The number of MFUs in the original diagram is 8, this is not in any way a pre-set number, if the number can be increased it should be. A large number of MFUs would be very useful when it came to emulating the Intel/HP VLIW architecture, such systems are designed to execute many instructions at once without the use of a Reorder Buffer and this fact could be used to help emulation in the B1b, It may be possible to add an emulation mode where instructions are directly fed into the MFUs bypassing the Reorder Buffer. Another better method would be to decode the instruction words into SLR instructions and execute them in the usual way, this would in fact have an advantage in that this method could execute more instructions per cycle than the Intel/HP chip, their architecture will have a set of instruction units of certain types and a large number of one type of instruction would limit the maximum instructions per cycle, MFUs can cope with any type of instruction so this problem will not occur on the B1b.
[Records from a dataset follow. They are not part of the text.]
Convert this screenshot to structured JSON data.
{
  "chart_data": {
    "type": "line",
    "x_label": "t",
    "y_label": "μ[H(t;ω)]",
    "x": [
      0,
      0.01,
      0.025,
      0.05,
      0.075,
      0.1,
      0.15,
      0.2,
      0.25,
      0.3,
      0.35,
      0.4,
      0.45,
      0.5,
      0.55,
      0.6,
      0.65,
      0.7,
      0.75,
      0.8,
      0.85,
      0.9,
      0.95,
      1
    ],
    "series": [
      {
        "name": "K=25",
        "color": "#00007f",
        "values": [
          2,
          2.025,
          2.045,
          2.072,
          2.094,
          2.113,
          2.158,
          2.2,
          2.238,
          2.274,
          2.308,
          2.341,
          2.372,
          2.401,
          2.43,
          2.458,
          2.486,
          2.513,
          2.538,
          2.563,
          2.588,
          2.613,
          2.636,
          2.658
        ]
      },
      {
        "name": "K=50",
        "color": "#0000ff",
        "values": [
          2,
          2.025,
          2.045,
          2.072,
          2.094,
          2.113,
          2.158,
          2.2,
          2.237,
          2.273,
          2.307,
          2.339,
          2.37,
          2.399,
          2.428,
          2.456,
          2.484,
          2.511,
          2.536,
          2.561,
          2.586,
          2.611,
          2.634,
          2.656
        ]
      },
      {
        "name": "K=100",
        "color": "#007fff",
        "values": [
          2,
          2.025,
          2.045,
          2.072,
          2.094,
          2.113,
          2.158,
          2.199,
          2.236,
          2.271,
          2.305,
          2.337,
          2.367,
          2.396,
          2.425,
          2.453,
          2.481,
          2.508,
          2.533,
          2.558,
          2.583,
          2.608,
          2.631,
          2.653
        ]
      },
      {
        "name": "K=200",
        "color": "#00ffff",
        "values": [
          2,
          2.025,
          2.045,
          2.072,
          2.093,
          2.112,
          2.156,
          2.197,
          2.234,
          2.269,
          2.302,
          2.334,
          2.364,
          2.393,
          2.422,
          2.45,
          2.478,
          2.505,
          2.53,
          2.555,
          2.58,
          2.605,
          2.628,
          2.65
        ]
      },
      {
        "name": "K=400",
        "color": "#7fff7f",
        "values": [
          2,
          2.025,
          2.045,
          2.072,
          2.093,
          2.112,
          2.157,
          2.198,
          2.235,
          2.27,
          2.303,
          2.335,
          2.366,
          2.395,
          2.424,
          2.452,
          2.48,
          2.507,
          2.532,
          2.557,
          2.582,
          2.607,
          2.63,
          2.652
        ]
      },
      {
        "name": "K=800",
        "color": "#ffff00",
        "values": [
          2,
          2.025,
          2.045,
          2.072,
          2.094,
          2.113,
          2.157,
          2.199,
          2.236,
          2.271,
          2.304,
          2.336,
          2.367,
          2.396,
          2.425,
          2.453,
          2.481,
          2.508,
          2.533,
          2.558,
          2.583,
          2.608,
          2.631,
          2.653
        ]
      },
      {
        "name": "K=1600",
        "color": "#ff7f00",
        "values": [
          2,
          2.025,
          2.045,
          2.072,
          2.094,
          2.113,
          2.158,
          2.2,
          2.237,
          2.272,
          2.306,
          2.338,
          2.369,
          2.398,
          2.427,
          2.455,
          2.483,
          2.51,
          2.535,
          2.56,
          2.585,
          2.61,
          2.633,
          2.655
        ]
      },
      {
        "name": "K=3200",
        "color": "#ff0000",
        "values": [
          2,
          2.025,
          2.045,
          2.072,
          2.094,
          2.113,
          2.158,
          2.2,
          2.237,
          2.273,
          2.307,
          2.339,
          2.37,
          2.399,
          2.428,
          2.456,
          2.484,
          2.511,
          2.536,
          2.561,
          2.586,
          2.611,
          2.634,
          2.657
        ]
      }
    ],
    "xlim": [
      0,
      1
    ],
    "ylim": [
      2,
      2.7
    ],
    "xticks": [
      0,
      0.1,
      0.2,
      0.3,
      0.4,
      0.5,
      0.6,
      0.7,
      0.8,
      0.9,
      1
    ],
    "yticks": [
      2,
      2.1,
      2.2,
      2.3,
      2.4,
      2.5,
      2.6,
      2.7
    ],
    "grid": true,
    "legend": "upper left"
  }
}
This method also opens the possibility of the loop processor finding a loop in the code and executing it even faster.

Infinite Addressing

Microprocessors and mainframes alike have all had the same problem occur, that of a limited address space eventually becoming to small for the programs being run. The B1b could use a system which would prevent this problem from ever occurring, that is there would be no fixed maximum address which the processor could address. The processor would probably be fine with 32 bit addressing most of the time and 64 or even 128 bit for more heavy duty applications but there would be an additional mode which allows an address to be longer than an address register. The first word would indicate the number of address words that would be used and the processor would read them. An extension of this would be to have another address word at the end of the address data which indicates if there are any further address words and how many. By using multiple extensions the processor could then handle address lengths which had no fixed limit, this would in effect allow the processor to access an infinite amount of data.

This would be a very complex operation as it involves multiple memory reads just to get the address and an equal number or writes to write it. This would however allow the processor to switch memory banks or to access vast amounts of data (albeit very slowly). Switching banks would open up the possibility of having multiple banks of RAM which could be connected and disconnected while the processor was still running allowing for memory upgrades or repair. This feature may seem of somewhat limited use but it means future designs would also not have to be redesigned from scratch to allow longer address lengths, software would still be compatible many years later.